Garden of the Gods is ranked the No. 1 park in the U.S. by TripAdvisor and is only a 15-minute drive from campus. The park is made up of both paved and gravel trails, making it accessible to almost everyone. The area is well known for its towering red rock formations. Garden of the Gods Park is free to the public, making it one of the most popular landmarks in Colorado.
If you have never done a “14-er” and want to climb one that is close to campus, Pikes Peak Barr Trail begins in Manitou Springs and ends at the summit of Pikes Peak. The 13-mile trail is rated as more difficult than many of the other 14,000 foot peaks in Colorado because of its length and switchbacks. Many hikers will split the trek into two days and camp overnight. If you decide to do the Barr Trail, make sure to plan accordingly and pack the necessary gear.
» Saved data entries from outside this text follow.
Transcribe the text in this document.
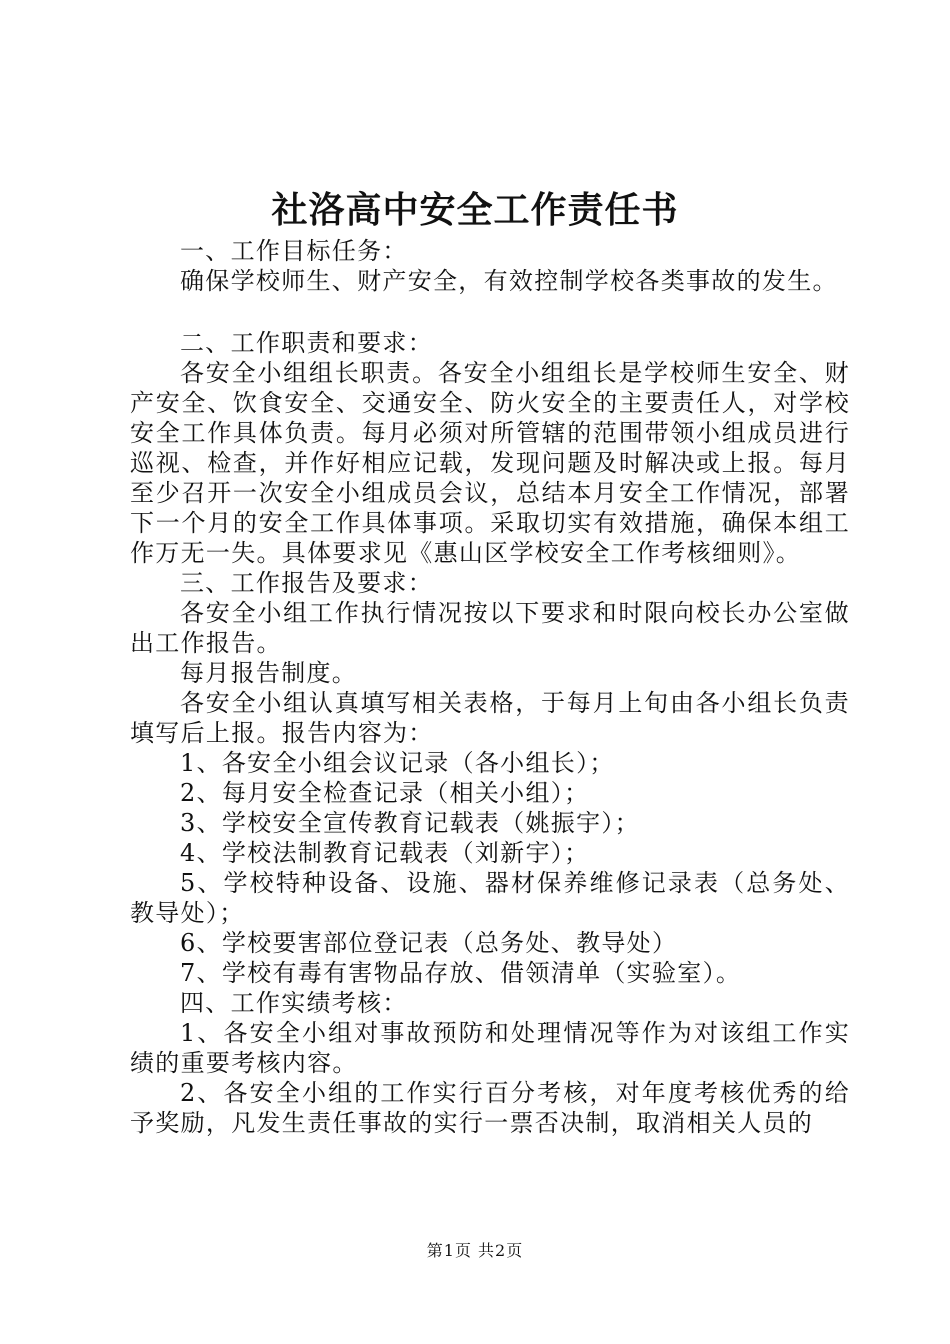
社洛高中安全工作责任书

一、工作目标任务：

确保学校师生、财产安全，有效控制学校各类事故的发生。

二、工作职责和要求：

各安全小组组长职责。各安全小组组长是学校师生安全、财产安全、饮食安全、交通安全、防火安全的主要责任人，对学校安全工作具体负责。每月必须对所管辖的范围带领小组成员进行巡视、检查，并作好相应记载，发现问题及时解决或上报。每月至少召开一次安全小组成员会议，总结本月安全工作情况，部署下一个月的安全工作具体事项。采取切实有效措施，确保本组工作万无一失。具体要求见《惠山区学校安全工作考核细则》。

三、工作报告及要求：

各安全小组工作执行情况按以下要求和时限向校长办公室做出工作报告。

每月报告制度。

各安全小组认真填写相关表格，于每月上旬由各小组长负责填写后上报。报告内容为：

1、各安全小组会议记录（各小组长）；

2、每月安全检查记录（相关小组）；

3、学校安全宣传教育记载表（姚振宇）；

4、学校法制教育记载表（刘新宇）；

5、学校特种设备、设施、器材保养维修记录表（总务处、教导处）；

6、学校要害部位登记表（总务处、教导处）

7、学校有毒有害物品存放、借领清单（实验室）。

四、工作实绩考核：

1、各安全小组对事故预防和处理情况等作为对该组工作实绩的重要考核内容。

2、各安全小组的工作实行百分考核，对年度考核优秀的给予奖励，凡发生责任事故的实行一票否决制，取消相关人员的

第1页 共2页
Red Rock Canyon Open Space features a trail system with nearly 1,500 acres of red canyons and ridges. The free park provides areas for bikers, cross-country skiers, horseback riders, and climbers. There are six main trails to choose from, and because it is only a 10-minute drive from campus, it is a popular place for CC students to hike and run outside.
If you want to stay close to campus but still want to be on a trail, the Pikes Peak Greenway Trail, commonly known as the “Tiger Trail,” is a good option. You can hop onto it directly below Washburn Field and follow the trail for up to 15 miles. It is primarily paved with sections of gravel and dirt, which is great for an easy walk or run. This trail is the perfect option for those who want to exercise outside but don’t want to drive far from campus.
Cheyenne Mountain State Park offers over 20 trails that are rated in difficulty from easy to extreme. In addition to hiking, the park advertises year-round camping, an archery range, geocaching, and picnicking areas. The area is known for its nature and wildlife, including elk, foxes, coyotes, hawks, eagles, and rattlesnakes. The state park is a 20-minute drive from campus and charges an $8 daily fee for automobiles without a state park sticker.
We are lucky to live in an area with countless hiking opportunities, many of which are free and accessible to CC students. Whether you are looking for a quick day hike, a run right off campus, or an overnight weekend adventure, Colorado Springs outdoor life has got you covered.